I have been away for a couple of days this week at the Boarding Schools Association Head Teachers’ Conference in Oxford – one of my favourite cities. It was a lovely chance to step back a little from the hurly burly and reflect on some issues relating to boarding education. I caught up with a few other head teachers whose paths and careers have crossed with mine, and met a former student who now works at Oxford University, having had a distinguished career as an oarsman, eventually representing Great Britain at olympic level, as well as an impressive academic career, studying at LSE, UCL and Oxford.
We ‘tired the sun with talking, and sent him down the sky’. He was a boy in the boarding house that I ran at Abingdon School, as was his younger brother, and we had a lot to catch up on.

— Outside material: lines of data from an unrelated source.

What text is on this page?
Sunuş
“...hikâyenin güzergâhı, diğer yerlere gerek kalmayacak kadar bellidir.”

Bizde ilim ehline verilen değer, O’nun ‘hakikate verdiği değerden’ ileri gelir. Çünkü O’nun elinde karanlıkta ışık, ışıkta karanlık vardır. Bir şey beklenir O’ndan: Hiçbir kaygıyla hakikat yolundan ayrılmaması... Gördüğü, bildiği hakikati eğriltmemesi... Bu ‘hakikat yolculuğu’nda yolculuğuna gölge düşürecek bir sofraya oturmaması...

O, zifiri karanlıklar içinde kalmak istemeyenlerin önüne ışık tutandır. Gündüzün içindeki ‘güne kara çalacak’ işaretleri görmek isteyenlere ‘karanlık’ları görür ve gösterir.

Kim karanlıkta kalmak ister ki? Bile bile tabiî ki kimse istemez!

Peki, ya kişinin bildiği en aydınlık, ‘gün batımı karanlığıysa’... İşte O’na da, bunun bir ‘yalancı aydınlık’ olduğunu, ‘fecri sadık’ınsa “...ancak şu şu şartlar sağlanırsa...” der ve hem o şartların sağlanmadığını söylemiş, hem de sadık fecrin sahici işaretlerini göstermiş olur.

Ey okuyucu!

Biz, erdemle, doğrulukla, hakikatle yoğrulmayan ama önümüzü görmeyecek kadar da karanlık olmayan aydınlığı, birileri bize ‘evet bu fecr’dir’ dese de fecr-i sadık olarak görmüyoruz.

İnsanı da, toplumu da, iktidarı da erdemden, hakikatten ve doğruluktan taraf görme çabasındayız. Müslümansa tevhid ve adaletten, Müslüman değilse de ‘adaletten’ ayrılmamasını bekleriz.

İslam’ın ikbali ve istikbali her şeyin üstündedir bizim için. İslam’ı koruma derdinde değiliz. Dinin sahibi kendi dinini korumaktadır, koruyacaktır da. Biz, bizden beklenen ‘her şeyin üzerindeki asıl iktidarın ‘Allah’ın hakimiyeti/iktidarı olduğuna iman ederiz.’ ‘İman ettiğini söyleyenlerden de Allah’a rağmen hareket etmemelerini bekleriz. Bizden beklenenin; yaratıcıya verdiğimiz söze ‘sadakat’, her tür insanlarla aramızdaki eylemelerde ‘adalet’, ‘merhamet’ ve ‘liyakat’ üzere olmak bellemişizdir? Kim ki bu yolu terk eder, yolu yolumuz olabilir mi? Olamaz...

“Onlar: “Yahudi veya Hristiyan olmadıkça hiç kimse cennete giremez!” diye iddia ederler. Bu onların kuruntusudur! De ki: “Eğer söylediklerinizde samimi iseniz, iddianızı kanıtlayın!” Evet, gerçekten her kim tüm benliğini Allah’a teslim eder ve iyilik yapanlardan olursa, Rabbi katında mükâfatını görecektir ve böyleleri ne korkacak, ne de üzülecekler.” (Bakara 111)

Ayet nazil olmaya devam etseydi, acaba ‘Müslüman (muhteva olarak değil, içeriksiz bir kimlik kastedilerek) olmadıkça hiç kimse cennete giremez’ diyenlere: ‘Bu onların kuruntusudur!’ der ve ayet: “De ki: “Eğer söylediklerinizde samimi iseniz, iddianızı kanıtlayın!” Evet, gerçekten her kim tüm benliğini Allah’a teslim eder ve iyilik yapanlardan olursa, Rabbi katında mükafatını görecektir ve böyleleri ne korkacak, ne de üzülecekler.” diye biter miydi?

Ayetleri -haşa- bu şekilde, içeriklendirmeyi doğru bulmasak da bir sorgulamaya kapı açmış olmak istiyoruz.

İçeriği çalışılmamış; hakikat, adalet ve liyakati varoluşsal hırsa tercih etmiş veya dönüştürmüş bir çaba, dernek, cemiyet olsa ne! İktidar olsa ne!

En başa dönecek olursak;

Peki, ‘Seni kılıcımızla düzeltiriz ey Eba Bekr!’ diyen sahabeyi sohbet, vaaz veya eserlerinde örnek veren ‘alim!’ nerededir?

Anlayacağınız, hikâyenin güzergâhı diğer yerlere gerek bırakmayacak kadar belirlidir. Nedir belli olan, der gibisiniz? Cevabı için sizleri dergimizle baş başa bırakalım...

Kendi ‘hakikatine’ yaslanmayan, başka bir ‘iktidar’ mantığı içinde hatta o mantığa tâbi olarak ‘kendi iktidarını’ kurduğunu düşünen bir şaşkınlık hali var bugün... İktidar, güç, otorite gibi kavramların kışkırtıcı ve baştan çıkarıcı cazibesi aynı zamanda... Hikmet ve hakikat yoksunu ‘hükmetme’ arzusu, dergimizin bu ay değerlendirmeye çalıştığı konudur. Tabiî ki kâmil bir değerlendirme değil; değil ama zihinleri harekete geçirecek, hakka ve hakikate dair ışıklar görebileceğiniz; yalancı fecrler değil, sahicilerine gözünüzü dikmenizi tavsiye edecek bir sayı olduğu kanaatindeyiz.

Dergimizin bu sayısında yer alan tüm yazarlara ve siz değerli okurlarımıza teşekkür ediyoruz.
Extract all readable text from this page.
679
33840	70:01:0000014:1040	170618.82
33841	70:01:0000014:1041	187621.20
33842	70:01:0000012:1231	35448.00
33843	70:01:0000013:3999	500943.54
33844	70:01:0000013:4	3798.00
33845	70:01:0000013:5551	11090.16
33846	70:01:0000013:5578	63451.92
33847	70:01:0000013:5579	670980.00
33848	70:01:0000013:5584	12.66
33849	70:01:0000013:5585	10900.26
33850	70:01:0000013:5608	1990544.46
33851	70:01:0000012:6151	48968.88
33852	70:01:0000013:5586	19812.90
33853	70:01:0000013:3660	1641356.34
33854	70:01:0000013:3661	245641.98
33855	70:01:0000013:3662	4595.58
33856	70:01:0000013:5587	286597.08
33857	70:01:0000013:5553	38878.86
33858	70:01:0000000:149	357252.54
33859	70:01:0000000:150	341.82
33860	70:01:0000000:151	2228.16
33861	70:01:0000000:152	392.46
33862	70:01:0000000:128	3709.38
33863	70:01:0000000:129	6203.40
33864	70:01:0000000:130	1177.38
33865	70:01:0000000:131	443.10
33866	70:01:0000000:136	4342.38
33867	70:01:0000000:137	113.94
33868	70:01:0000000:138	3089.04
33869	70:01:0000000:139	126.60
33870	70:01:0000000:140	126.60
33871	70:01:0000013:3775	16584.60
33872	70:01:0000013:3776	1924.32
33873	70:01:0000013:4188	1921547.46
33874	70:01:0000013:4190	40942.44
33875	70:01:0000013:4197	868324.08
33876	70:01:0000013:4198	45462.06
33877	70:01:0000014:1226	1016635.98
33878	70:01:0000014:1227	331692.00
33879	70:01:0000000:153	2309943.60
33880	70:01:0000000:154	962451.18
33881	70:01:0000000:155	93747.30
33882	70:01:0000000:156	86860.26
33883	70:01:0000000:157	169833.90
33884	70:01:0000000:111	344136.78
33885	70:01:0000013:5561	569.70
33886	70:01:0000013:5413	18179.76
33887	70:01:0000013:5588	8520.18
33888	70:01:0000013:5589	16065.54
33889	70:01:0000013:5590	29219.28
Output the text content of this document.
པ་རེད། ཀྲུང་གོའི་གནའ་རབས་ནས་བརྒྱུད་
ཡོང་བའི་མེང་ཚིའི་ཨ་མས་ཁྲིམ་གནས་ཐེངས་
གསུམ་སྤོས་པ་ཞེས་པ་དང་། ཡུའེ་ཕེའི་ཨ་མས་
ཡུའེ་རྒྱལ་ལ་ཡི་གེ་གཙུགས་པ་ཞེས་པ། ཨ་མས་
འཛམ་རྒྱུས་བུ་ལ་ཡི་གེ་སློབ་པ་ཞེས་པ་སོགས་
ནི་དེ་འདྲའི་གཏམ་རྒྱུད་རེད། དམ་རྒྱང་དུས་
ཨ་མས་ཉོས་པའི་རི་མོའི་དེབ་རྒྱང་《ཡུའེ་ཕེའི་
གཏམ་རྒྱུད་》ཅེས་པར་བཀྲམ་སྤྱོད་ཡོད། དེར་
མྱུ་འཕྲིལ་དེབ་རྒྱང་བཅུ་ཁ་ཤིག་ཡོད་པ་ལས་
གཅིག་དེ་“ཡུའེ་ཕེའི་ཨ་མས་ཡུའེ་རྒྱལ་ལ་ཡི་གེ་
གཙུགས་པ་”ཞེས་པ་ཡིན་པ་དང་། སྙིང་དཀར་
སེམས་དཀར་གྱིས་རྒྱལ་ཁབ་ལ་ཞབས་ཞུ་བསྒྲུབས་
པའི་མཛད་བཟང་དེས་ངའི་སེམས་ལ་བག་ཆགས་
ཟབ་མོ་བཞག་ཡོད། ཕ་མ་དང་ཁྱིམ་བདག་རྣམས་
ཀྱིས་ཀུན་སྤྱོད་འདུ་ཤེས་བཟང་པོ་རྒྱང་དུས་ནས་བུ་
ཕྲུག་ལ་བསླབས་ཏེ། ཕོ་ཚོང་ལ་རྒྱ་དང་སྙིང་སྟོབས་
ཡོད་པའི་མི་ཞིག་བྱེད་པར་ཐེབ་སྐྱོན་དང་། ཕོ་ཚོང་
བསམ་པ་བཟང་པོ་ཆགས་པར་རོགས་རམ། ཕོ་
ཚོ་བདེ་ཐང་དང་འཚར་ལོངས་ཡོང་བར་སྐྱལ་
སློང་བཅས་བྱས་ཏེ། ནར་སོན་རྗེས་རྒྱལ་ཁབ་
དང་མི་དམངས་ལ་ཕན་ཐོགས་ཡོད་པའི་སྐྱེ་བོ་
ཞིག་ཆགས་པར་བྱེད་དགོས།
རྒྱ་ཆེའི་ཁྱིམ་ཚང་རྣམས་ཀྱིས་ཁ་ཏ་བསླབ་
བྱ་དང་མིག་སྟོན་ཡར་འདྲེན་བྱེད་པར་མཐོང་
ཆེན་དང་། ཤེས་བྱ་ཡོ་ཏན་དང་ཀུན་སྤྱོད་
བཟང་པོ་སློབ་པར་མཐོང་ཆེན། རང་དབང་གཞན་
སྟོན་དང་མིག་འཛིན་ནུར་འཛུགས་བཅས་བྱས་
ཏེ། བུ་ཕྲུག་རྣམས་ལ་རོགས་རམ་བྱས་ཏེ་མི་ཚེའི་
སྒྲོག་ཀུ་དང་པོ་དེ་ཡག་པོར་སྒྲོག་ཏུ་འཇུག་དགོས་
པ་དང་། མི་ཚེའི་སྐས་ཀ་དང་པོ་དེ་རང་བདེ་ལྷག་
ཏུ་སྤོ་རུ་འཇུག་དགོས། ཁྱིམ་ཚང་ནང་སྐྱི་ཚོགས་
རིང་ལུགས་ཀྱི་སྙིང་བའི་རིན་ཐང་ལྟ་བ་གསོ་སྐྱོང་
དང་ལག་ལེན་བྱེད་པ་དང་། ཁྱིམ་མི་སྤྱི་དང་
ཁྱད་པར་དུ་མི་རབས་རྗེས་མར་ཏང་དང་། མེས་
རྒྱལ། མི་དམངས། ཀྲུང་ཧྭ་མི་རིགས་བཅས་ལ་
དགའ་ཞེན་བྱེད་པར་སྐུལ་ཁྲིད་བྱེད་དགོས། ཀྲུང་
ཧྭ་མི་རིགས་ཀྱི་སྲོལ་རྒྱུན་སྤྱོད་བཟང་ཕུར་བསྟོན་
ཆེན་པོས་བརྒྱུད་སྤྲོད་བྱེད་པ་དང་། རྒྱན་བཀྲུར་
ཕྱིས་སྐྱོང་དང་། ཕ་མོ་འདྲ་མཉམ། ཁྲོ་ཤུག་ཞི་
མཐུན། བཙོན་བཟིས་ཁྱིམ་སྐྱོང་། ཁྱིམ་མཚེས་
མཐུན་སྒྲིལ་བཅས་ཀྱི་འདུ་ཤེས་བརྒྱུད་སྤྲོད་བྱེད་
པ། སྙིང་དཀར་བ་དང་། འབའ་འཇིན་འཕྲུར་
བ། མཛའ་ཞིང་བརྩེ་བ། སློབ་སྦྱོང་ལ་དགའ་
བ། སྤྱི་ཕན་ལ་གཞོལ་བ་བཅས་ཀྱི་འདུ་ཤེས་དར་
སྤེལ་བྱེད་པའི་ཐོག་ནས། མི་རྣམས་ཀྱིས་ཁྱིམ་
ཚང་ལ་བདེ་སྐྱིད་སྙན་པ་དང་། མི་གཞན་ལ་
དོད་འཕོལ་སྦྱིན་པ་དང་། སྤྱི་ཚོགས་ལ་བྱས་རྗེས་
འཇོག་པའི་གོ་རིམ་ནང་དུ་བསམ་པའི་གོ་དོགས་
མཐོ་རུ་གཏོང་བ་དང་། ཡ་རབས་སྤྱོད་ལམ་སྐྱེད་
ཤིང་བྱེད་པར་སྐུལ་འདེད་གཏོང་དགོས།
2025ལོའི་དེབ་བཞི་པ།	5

During the conversation, he described himself as perhaps ‘Great Britain’s least successful rower’. He explained that, in over ten years as a national-level athlete, he had been the ‘spare’ or reserve for the first crew, more often than any other oarsman.
He made the first boat many times, and won world championship gold medals, but for much of his time, he had been ‘in the wilderness’. I asked him how he had kept going, and not given up, as many others in such a situation had done. ‘Even when training on my own, I was where I wanted to be, and had a purpose which kept me going.’
I have a profound distrust for the idea that if you want something enough, and are willing to put your heart and soul into it, your dreams will come true. Clearly sacrifice does not always lead to the reward you want. Life is not that simple. Destiny does not respond to bumper-sticker philosophy. What we do know, is how important grit – sticking at it – truly is. A life well lived is going to require grit when times get hard. Times will get hard. Grit may not guarantee success, but it does guarantee character.
I respect and admire this impressive and thoughtful man. After all, it is easy to respect an olympian. But I respect him more for sticking at it through the dark times than for any victory, or accolade, or medal. I cannot say that I always knew he would go far, but it brings such joy when your path crosses with someone in whom talent is combined with dedication and true character.